GALDE. La llegada de Donald Trump a la presidencia de los Estados Unidos está poniendo de manifiesto que el tan alabado sistema de controles y contrapesos (checks-and-balances) está teniendo grandes dificultades para contener a un presidente que busca arrogarse un poder ilimitado. ¿Cree usted que el sistema federal, la división territorial del poder, puede ser un contrapeso a una presidencia con tales ambiciones?
Hasta cierto punto, sí. Puede ralentizar el proceso de decadencia democrática, cuando algunos estados (en su mayoría demócratas, por supuesto) se resisten, desafían, se dirigen a los tribunales y siguen su propio camino.

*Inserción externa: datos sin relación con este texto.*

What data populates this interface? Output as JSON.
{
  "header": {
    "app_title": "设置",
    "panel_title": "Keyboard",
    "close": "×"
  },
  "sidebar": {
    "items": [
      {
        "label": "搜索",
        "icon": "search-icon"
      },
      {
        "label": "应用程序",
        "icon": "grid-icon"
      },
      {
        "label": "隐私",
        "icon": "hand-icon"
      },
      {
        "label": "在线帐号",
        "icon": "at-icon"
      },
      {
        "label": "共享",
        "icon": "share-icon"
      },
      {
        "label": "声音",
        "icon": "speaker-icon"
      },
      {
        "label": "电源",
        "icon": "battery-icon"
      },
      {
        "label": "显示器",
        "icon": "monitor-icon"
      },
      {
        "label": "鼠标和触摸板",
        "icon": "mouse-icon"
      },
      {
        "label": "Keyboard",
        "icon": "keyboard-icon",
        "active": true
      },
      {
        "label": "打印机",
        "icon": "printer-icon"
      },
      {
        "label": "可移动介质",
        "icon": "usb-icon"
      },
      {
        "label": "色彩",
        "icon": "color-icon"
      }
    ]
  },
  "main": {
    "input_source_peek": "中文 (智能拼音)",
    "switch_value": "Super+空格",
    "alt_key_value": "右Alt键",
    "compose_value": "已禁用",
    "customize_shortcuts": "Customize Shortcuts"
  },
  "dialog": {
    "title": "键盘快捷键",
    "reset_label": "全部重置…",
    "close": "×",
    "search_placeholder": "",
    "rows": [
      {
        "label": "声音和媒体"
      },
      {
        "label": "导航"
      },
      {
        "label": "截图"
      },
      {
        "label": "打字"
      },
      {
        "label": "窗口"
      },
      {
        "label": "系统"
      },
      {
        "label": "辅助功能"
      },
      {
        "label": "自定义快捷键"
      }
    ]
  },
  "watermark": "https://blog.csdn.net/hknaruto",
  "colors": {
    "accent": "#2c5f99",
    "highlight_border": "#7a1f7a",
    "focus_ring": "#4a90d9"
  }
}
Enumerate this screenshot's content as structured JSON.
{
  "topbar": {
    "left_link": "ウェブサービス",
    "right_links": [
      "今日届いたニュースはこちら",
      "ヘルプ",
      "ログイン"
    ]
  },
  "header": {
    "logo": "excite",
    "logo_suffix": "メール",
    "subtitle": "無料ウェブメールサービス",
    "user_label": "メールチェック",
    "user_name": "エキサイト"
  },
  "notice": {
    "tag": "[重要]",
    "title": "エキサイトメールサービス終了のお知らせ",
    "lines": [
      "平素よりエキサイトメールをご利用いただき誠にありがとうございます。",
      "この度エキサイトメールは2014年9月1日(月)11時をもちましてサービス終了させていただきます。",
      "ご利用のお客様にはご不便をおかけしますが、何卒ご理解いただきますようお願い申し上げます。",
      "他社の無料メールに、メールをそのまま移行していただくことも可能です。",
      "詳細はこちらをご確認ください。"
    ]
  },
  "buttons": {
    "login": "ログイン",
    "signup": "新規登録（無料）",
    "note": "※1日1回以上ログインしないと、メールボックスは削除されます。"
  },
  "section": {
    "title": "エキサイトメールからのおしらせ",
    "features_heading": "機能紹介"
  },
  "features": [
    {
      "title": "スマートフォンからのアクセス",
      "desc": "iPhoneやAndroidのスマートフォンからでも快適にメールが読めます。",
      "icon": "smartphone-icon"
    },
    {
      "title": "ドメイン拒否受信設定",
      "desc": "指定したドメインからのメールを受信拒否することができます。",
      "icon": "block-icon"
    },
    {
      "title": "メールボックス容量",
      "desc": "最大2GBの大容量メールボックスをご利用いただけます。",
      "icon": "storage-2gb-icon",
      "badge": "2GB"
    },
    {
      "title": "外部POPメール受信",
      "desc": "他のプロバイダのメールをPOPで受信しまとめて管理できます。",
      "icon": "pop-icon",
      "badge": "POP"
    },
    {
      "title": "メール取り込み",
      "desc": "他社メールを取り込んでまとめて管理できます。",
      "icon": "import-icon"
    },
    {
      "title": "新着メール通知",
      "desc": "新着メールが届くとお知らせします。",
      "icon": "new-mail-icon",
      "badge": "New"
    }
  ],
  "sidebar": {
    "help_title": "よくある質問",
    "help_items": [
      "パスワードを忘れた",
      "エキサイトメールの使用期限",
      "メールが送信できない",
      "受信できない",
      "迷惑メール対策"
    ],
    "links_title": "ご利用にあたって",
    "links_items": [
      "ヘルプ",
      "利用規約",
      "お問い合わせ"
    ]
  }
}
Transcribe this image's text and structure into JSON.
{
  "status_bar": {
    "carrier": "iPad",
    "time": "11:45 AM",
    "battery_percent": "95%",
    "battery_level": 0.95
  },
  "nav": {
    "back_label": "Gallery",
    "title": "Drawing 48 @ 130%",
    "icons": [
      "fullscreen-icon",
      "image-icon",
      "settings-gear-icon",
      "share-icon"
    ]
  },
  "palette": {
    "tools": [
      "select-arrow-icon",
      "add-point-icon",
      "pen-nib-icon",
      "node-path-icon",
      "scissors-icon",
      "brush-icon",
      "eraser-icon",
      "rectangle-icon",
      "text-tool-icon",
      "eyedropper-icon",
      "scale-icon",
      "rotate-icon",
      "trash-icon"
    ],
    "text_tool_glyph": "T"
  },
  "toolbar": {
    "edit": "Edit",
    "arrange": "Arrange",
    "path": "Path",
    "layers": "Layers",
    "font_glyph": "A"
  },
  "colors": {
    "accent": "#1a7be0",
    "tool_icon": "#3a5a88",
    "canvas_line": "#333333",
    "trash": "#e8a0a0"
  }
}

No siempre ganan, por supuesto. Pero hay una vía de resistencia. Por ahora, Washington puede abolir su Departamento de Educación, pero no puede imponer un plan de estudios a los estados. Lo que sí puede hacer, por supuesto, es recortar los fondos o amenazar con recortarlos a los estados a menos que cumplan con determinadas líneas de actuación. Se podría decir que es una forma de hacer indirectamente lo que no se puede hacer directamente. Aun así, hay cierto margen para renunciar al dinero, negociar e intentar hacer valer la autonomía. Obviamente, a los estados más grandes y ricos les resulta más fácil resistirse. En resumen, la autocracia es posible en un contexto federal. Pensemos de nuevo en Rusia. Pero llevar a una democracia en esa dirección, sin una revolución en toda regla, es más difícil. O al menos eso es lo que cabría esperar.
GALDE. En España existe una controversia sobre si España es ya un sistema federal. En este sentido, hay propuestas que abogan por una reforma federal, defendiendo una mayor federalización de la autonomía territorial. Por un lado, ¿cuál es su opinión sobre el lugar que ocupa España en el mundo de los países federales? Por otro lado, ¿qué cree que necesitaría España para ser un sistema federal eficiente, dadas sus específicas circunstancias?
Bueno, quienes estudiamos el federalismo casi siempre incluimos a España en nuestra «cesta» de casos prácticos. En parte, esto se debe al fascinante proceso de descentralización asimétrica que tuvo lugar a finales de los años 70, junto con el retorno a la democracia. Por supuesto, la asimetría va y viene en España y sigue siendo controvertida. Pero eso es en parte lo que la hace tan interesante. Personalmente, también me gusta estudiar España porque el sistema jurídico se ha tomado muy en serio la coordinación intergubernamental. Desde una perspectiva comparativa, es estimulante.
Prefiero no responder directamente a esta última pregunta. Simplemente no tengo suficientes conocimientos sobre la legislación y la política españolas como para ofrecer una opinión fundamentada. A un nivel muy general, volvería a la parte anterior de este debate: se necesitan instituciones para la autonomía (que deben estar protegidas por una constitución frente a la acción unilateral de otro orden). Y se necesitan diversos tipos de puentes: institucionales y «culturales» en el sentido amplio del término. En el fondo, se necesitan interlocutores dispuestos a sentarse y discutir «lo que es tuyo» y «lo que es nuestro», a pesar de las divisiones partidistas. Y que estén comprometidos con el diálogo, las negociaciones y los compromisos continuos. Una y otra vez. ¡Al igual que en una relación personal duradera!